Rap returned the smile, slid from Bluebottle's back, and eased his aching legs. “It is a long walk to Pondague, sir.”
“You think perhaps I should ride the horse?”
“It would be quicker.” Obviously Rap had not been recognized, which was not surprising, for men-at-arms did not wander the hills. He unhooked his grub bag from his belt. “I was about to eat, sir, if you would care to join me? Company with lunch would be a rare luxury.”
Jalon glanced at his mount, which was pretending not to be watching but had noticed Bluebottle. “I was going to do the same about an hour ago,” he confessed, “but I forgot that a horse is not a harp, which stays where you put it.” Then his smile turned to alarm as he saw Bluebottle also wandering off in search of lusher nourishment. “Have you not just made the same mistake?”
Rap shook his head. “He'll come if I call.”
Now Jalon had noticed more and was staring in disbelief. “No saddle? No bridle?
No reins?”
His surprise was understandable. Rap squirmed slightly. “It was a wager, sir. Some of the other men bet me that I could not ride herd all day like that. Usually I use saddle and bit, sir. Except for very short journeys.”
The minstrel studied him for a few moments in astonished silence. “You can control a horse without?”
“Most of them.” Rap felt more embarrassed than flattered. It was no great trick, for the horses had known him all their lives.
Jalon frowned. “Then can you call mine over? I have some royal provisions that I shall be happy to share.”

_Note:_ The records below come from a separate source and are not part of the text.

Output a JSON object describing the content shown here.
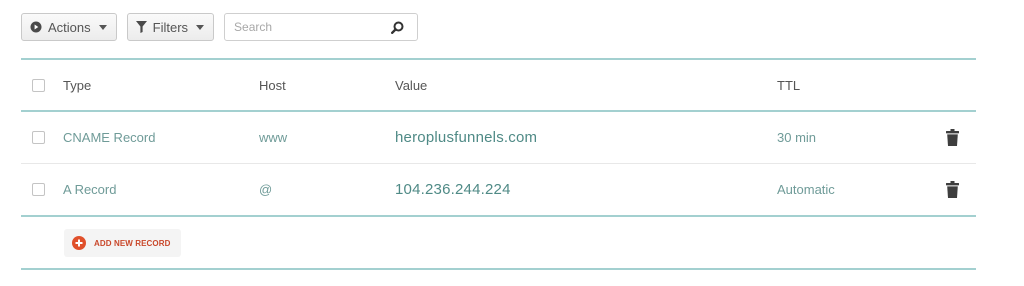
{
  "toolbar": {
    "actions_label": "Actions",
    "filters_label": "Filters",
    "search_placeholder": "Search"
  },
  "table": {
    "headers": {
      "type": "Type",
      "host": "Host",
      "value": "Value",
      "ttl": "TTL"
    },
    "rows": [
      {
        "type": "CNAME Record",
        "host": "www",
        "value": "heroplusfunnels.com",
        "ttl": "30 min"
      },
      {
        "type": "A Record",
        "host": "@",
        "value": "104.236.244.224",
        "ttl": "Automatic"
      }
    ],
    "add_label": "ADD NEW RECORD"
  },
  "icons": {
    "actions": "play-circle-icon",
    "filters": "filter-icon",
    "search": "search-icon",
    "delete": "trash-icon",
    "add": "plus-circle-icon"
  },
  "colors": {
    "accent_line": "#a3d0d0",
    "value_text": "#4f8a86",
    "add_accent": "#e0502b"
  }
}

Rap nodded. “That one I can. Sunbeam! Come here!”
Sunbeam raised her head and sent him a look of studied insolence.
“Sunbeam!”
She twisted her ears a few times, bent for a few more mouthfuls to show that she was pleasing herself, and then began to drift toward the men, nibbling as she came.

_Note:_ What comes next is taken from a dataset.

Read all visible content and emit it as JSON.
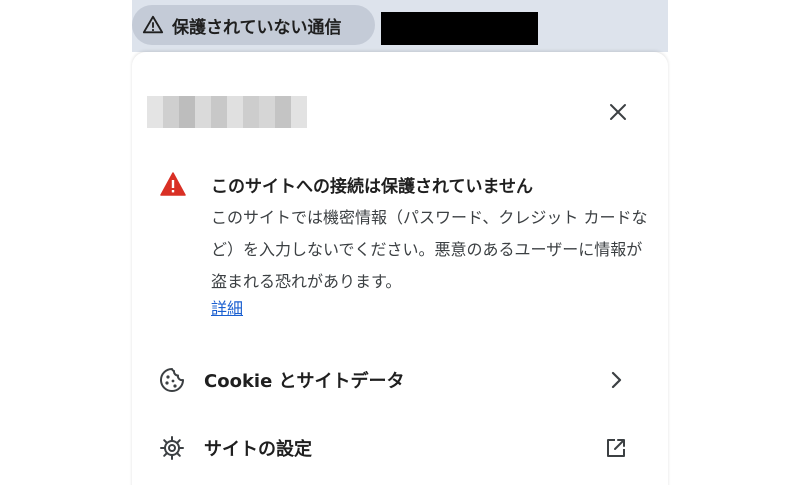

“They don't like to be rushed,” Rap explained, but he did not have to call again. In a few moments Sunbeam arrived and nuzzled his hand. He loosened the saddle girths and tied the reins back out of harm's way. Then he detached the saddlebag and laid it down. He patted Sunbeam's rump and she wandered off to join Bluebottle.
“Incredible!” Jalon said.
“Sir, the way you sing is incredible. You must allow me a knack for horses.”

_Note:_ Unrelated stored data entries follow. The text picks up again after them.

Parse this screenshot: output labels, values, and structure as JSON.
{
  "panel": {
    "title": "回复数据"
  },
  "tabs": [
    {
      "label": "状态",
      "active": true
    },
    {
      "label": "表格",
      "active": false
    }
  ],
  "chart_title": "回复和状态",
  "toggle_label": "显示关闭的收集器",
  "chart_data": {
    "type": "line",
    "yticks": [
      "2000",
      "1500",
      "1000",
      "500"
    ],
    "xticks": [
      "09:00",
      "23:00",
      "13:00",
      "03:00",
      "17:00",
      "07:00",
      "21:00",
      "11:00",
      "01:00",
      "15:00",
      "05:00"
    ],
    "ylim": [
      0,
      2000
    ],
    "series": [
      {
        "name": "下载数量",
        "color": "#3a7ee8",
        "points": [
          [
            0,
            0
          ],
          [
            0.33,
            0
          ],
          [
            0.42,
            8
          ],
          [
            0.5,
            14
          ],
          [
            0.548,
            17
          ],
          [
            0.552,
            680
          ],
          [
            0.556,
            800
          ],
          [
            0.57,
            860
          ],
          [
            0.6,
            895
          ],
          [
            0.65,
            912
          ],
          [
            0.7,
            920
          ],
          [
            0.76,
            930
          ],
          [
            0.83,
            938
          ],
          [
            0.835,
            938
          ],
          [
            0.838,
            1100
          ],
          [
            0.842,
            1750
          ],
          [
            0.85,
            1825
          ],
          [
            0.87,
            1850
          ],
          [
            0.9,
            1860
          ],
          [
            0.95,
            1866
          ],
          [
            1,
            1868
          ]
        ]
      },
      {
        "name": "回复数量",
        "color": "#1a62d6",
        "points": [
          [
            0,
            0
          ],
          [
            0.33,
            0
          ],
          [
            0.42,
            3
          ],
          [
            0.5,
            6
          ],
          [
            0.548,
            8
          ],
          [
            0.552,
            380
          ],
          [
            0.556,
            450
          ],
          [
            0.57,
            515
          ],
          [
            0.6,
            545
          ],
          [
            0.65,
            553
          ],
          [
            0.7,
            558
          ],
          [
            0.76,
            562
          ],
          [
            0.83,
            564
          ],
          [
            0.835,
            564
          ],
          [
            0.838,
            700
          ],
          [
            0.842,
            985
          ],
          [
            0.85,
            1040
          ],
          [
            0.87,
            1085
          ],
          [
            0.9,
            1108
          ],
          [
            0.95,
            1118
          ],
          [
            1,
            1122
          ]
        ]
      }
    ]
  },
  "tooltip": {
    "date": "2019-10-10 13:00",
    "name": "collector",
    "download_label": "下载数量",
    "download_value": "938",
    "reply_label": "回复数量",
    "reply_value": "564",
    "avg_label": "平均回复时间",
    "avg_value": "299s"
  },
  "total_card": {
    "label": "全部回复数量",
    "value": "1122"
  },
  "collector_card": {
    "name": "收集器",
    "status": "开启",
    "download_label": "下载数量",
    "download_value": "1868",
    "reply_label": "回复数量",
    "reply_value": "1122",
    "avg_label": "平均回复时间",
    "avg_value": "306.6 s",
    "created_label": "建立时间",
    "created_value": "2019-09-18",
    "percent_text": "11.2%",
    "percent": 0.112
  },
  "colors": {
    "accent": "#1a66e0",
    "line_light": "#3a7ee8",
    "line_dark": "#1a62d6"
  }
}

Rap thought he had made rather a cute little speech there—for a stableboy—but it had an astonishing effect on Jalon. He started. His mouth opened and closed a few times. He almost seemed to lose color.
“Impossible!” he muttered to himself. “But . . . you are the one the princess went to!”
Rap did not answer that, but his face must have reacted, for the minstrel at once said, “I beg pardon, lad. I mean no harm.” He knelt to fumble with the saddlebag.
His supplies were certainly more appetizing than Rap's. One spot being as good as another, the two of them sat down where they were. Jalon laid out a fine lunch of cold pheasant and fresh rolls, wine and cheese and big green pickles, but obviously he had encountered some problem and his eyes kept coming back to Rap's face.